Depuis plusieurs années, 5 à 6 ans, nous nous doutions qu’il avait des problèmes cognitifs. Il changeait de comportements : pertes d’objets, demandait l’heure, la journée et cela plusieurs fois en 24 heures. Si je recule dans le temps, en 2013 lors du décès de sa mère, c’était déjà commencé.
On ne connaissait rien de la maladie. Personne près de nous n’en avait souffert avant. Au début, j’essayais de tout faire seule, du meilleur de mes connaissances. J’ai eu beaucoup de difficulté à demander l’aide et accepter l’aide que ce soit auprès de mes enfants, de la travailleuse sociale ou de la SAGÎM. Nous sommes chanceux qu’à Grande-Vallée nous ayons une intervenante.

Madame Anne Minville m’a approchée à plusieurs reprises pour me parler de tout ce qui existait pour alléger un peu ma tâche pour mieux m’outiller.

En février 2017, j’ai finalement accepté quelques heures à domicile. À partir de là, j’ai compris à quel point cette aide pouvait m’être profitable : que ce soit pour de l’entretien ménager, faire à manger ou simplement avoir quelqu’un avec qui parler ou me confier.

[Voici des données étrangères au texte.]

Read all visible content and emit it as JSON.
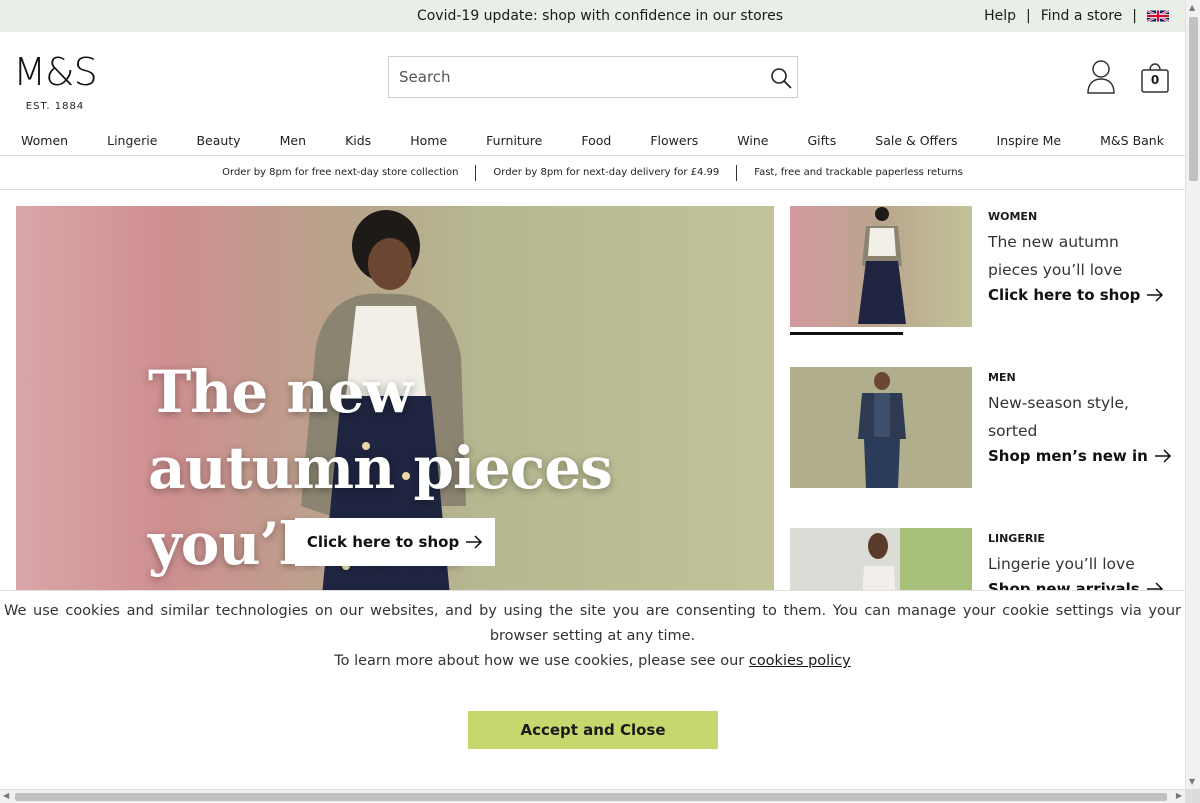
{
  "promo_bar": {
    "message": "Covid-19 update: shop with confidence in our stores",
    "help": "Help",
    "separator": "|",
    "find_store": "Find a store",
    "flag_icon": "uk-flag-icon"
  },
  "header": {
    "logo_text": "M&S",
    "logo_est": "EST. 1884",
    "search_placeholder": "Search",
    "search_icon": "search-icon",
    "account_icon": "account-icon",
    "bag_icon": "shopping-bag-icon",
    "bag_count": "0"
  },
  "nav": {
    "items": [
      "Women",
      "Lingerie",
      "Beauty",
      "Men",
      "Kids",
      "Home",
      "Furniture",
      "Food",
      "Flowers",
      "Wine",
      "Gifts",
      "Sale & Offers",
      "Inspire Me",
      "M&S Bank"
    ]
  },
  "delivery_strip": {
    "items": [
      "Order by 8pm for free next-day store collection",
      "Order by 8pm for next-day delivery for £4.99",
      "Fast, free and trackable paperless returns"
    ]
  },
  "hero": {
    "headline": "The new autumn pieces you’ll love",
    "cta": "Click here to shop",
    "cta_icon": "arrow-right-icon"
  },
  "side_promos": [
    {
      "category": "WOMEN",
      "title": "The new autumn pieces you’ll love",
      "link": "Click here to shop"
    },
    {
      "category": "MEN",
      "title": "New-season style, sorted",
      "link": "Shop men’s new in"
    },
    {
      "category": "LINGERIE",
      "title": "Lingerie you’ll love",
      "link": "Shop new arrivals"
    }
  ],
  "cookie_banner": {
    "text1": "We use cookies and similar technologies on our websites, and by using the site you are consenting to them. You can manage your cookie settings via your browser setting at any time.",
    "text2": "To learn more about how we use cookies, please see our",
    "policy_link": "cookies policy",
    "accept_button": "Accept and Close",
    "accept_color": "#c5d86d"
  },
  "colors": {
    "promo_bar_bg": "#e7efe7",
    "accent_green": "#c5d86d"
  }
}
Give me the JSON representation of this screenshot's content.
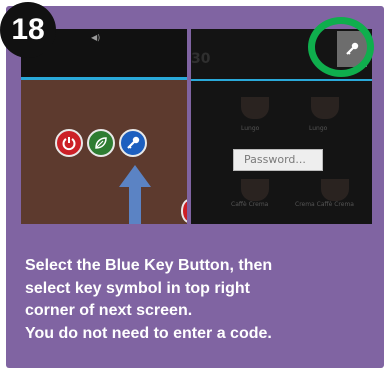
{
  "step": {
    "number": "18"
  },
  "left_screen": {
    "status_items": [
      "",
      ""
    ],
    "buttons": [
      {
        "id": "power",
        "icon": "power-icon",
        "color": "#cc2027"
      },
      {
        "id": "eco",
        "icon": "leaf-icon",
        "color": "#2e7d32"
      },
      {
        "id": "key",
        "icon": "key-icon",
        "color": "#1d5fbf"
      }
    ]
  },
  "right_screen": {
    "counter": "30",
    "cup_labels": [
      "Lungo",
      "Lungo",
      "Caffè Crema",
      "Crema Caffè Crema"
    ],
    "password_placeholder": "Password...",
    "settings_icon": "key-icon"
  },
  "instructions": {
    "line1": "Select the Blue Key Button, then",
    "line2": "select key symbol in top right",
    "line3": "corner of next screen.",
    "line4": "You do not need to enter a code."
  },
  "colors": {
    "card_background": "#8064a2",
    "highlight_ring": "#0fae4d",
    "arrow": "#5b83c4",
    "accent_line": "#2aa9d9"
  }
}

Ce qu’on a trouvé difficile, mes enfants et moi, entre autres, c’est que les gens en général sont mal à l’aise avec cette maladie. Avec les années, certains membres de la famille proche et les amies ont commencé à moins venir à la maison, ne sachant pas comment réagir face à mon mari et à ses comportements changeants.

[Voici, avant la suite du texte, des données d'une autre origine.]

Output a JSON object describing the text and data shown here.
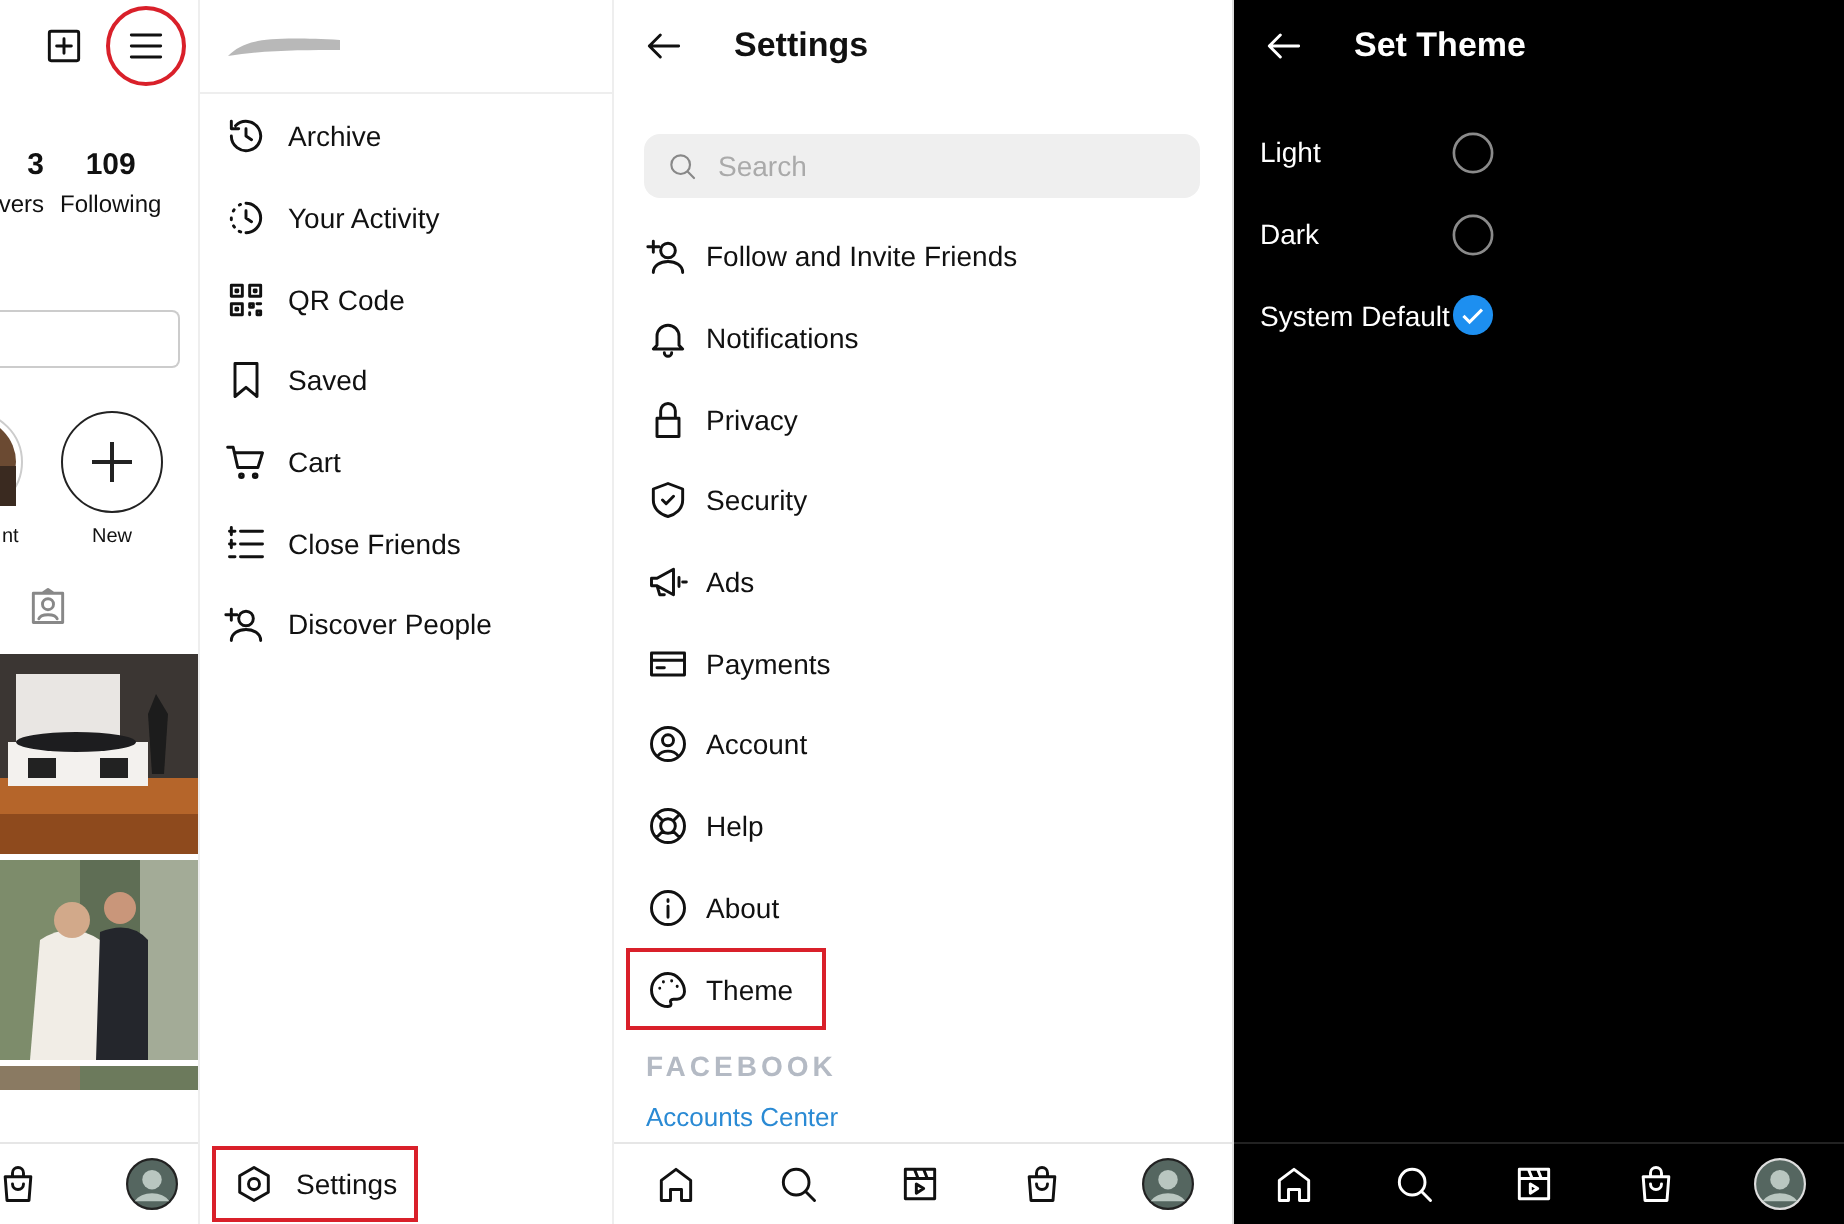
{
  "profile_panel": {
    "menu_highlighted": true,
    "stats": [
      {
        "count": "3",
        "label": "vers"
      },
      {
        "count": "109",
        "label": "Following"
      }
    ],
    "highlights": [
      {
        "kind": "picture",
        "label": "nt"
      },
      {
        "kind": "add",
        "label": "New"
      }
    ]
  },
  "drawer": {
    "items": [
      {
        "label": "Archive"
      },
      {
        "label": "Your Activity"
      },
      {
        "label": "QR Code"
      },
      {
        "label": "Saved"
      },
      {
        "label": "Cart"
      },
      {
        "label": "Close Friends"
      },
      {
        "label": "Discover People"
      }
    ],
    "settings": {
      "label": "Settings",
      "highlighted": true
    }
  },
  "settings": {
    "title": "Settings",
    "search": {
      "placeholder": "Search"
    },
    "items": [
      {
        "label": "Follow and Invite Friends",
        "highlighted": false
      },
      {
        "label": "Notifications",
        "highlighted": false
      },
      {
        "label": "Privacy",
        "highlighted": false
      },
      {
        "label": "Security",
        "highlighted": false
      },
      {
        "label": "Ads",
        "highlighted": false
      },
      {
        "label": "Payments",
        "highlighted": false
      },
      {
        "label": "Account",
        "highlighted": false
      },
      {
        "label": "Help",
        "highlighted": false
      },
      {
        "label": "About",
        "highlighted": false
      },
      {
        "label": "Theme",
        "highlighted": true
      }
    ],
    "section_heading": "FACEBOOK",
    "link": "Accounts Center"
  },
  "theme": {
    "title": "Set Theme",
    "options": [
      {
        "label": "Light",
        "selected": false
      },
      {
        "label": "Dark",
        "selected": false
      },
      {
        "label": "System Default",
        "selected": true
      }
    ]
  }
}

Mes enfants et moi, avons assisté à des conférences organisées par la SAGÎM. Cela nous a permis de démystifier cette maladie. On a droit à plusieurs ressources pour bien accompagner au fil du temps. Même lors des démarches pour le transfert de Denis, une intervenante de la SAGÎM, madame Marie-Berthe Bélanger était avec nous au CLSC pour nous épauler.

C’est important de nommer cette maladie et de la faire connaître. Il ne faut pas avoir honte de dire aux gens qu’un de nos proches en est atteint. Au contraire, cela pourrait être plus facilitant : par exemple, Denis partait marcher sans me le dire. Le téléphone sonne et un voisin appelle pour me dire que mon mari se promène seul et semble désorienté. D’où l’importance d’informer les gens du village.

Ne vous gênez pas pour demander de l’aide pour du support et de l’écoute, Il y a des gens sur place pour bien nous outiller. C’est important de bien vous entourer, car l’aidant naturel s’épuise et ne peut plus prendre soin du malade.